Милорадович немного остыл и собрался с мыслями.

– Ответа все равно на меня просите, коль это мне повелено справиться. Дальше?

– Высочайшая резолюция по делу подпоручика Андреева от ноября сего года, ваше сиятельство, – Хмельницкий наверняка ждал уточняющего вопроса, но Милорадович прекрасно помнил историю подпоручика Андреева. Наряженный в караул на Арсенальную гауптвахту, означенный подпоручик найден был в расхристанном виде, без шарфа и шпаги, что и отметили в рапорте вместе с невыходом в ружье.

– Что же Его Величество?

– Высочайше повелено писать к князю Васильчикову, чтобы заметил Козену, что за таковой проступок мало ареста на один день.

Милорадович невольно улыбнулся: напишем, почему бы не написать? Князь Васильчиков немало кляуз настрочил государю о неустройстве и порушенной дисциплине в гвардии, а всего-то на последнем смотре, когда Милорадович командовал Гвардейским корпусом, Павловский полк церемониальным маршем прошел, имея ружья не на плечо, а в боевом положении, «на руку». Со скуки он тогда побаловался, да и солдатам польза – вспомнили веселые денечки недавних походов. Это – неустройство? Разрушение дисциплины? То ли дело при князе – щенок нажрался до зеленых чертей прямо на карауле!

– Составьте к Васильчикову письмо повежливее и мне покажите. Еще что-нибудь?

– Господин надворный советник Фогель желал видеть ваше сиятельство.

Милорадович раздраженно дернул галстук.

– Бог мой, так уж прямо желал? Или это вы так сказали?

Хмельницкий смешался.

– Фогеля ко мне сразу после вас, – оборвал его невнятное бормотание Милорадович. – А вам, государь мой, за языком следить научиться не помешает. Что-нибудь еще есть?

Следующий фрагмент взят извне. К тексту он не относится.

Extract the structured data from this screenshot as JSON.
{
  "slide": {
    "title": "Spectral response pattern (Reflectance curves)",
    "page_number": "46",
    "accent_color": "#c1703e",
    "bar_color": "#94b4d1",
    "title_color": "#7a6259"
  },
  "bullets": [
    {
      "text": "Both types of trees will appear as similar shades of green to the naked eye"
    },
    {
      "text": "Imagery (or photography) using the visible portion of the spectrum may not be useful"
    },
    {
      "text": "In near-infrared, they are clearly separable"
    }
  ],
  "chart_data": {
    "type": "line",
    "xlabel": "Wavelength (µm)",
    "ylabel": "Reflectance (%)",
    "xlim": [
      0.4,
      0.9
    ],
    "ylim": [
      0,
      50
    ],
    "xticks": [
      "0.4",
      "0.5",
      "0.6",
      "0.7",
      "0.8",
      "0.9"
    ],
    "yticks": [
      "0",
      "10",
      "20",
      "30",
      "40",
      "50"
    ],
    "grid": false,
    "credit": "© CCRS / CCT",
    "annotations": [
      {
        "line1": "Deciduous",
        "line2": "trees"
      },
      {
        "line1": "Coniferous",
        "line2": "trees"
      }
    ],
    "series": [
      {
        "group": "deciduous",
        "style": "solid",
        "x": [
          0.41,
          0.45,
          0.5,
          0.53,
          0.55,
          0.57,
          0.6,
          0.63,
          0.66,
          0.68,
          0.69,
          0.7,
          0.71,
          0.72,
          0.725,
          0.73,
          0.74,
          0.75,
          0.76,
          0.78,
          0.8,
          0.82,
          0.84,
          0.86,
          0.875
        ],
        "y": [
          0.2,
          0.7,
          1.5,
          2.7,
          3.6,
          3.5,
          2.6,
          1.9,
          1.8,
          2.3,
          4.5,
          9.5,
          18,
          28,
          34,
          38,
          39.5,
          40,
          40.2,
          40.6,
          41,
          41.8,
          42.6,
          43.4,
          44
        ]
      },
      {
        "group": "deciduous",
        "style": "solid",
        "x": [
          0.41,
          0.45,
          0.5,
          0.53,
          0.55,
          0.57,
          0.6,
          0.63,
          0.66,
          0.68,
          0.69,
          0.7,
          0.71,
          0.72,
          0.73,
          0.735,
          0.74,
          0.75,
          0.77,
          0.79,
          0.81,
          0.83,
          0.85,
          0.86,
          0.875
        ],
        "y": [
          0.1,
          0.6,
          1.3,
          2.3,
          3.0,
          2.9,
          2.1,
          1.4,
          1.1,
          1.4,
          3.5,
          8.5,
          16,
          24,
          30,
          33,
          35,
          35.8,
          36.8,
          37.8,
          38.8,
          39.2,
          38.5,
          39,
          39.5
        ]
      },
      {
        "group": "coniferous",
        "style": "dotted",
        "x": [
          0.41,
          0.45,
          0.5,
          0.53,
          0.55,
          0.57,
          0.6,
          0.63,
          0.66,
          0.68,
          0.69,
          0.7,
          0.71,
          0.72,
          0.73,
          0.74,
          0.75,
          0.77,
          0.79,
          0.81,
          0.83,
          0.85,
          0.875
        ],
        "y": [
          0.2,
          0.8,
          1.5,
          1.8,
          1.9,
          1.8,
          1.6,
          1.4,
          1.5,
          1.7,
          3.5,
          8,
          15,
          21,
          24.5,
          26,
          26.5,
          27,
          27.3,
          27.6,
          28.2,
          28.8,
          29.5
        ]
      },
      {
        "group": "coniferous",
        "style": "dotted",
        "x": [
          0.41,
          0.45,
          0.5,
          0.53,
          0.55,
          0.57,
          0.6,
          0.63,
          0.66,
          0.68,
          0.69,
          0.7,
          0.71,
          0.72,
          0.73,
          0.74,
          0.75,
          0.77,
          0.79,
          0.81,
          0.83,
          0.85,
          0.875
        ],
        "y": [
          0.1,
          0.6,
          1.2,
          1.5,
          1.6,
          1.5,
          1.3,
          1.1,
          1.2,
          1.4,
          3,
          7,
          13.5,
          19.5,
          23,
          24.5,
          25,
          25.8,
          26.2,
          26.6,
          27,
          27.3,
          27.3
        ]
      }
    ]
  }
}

– Письмо судебных исполнителей из Крыма.

Милорадович поморщился – тяжба об имении в Крыму затянулась.

– Оставьте, это личное, сам посмотрю. За подорожными есть кто?

– Вы утром все подписать изволили, ваше сиятельство.

– Какое чудо! Еще?

– Просьба от Абрама Хейфеца на поселение в Петербурге, – Хмельницкий в свою очередь заметно поморщился.

– Чем заниматься собрался потомок колена Израилева?

– Аптекарским промыслом, ваше сиятельство.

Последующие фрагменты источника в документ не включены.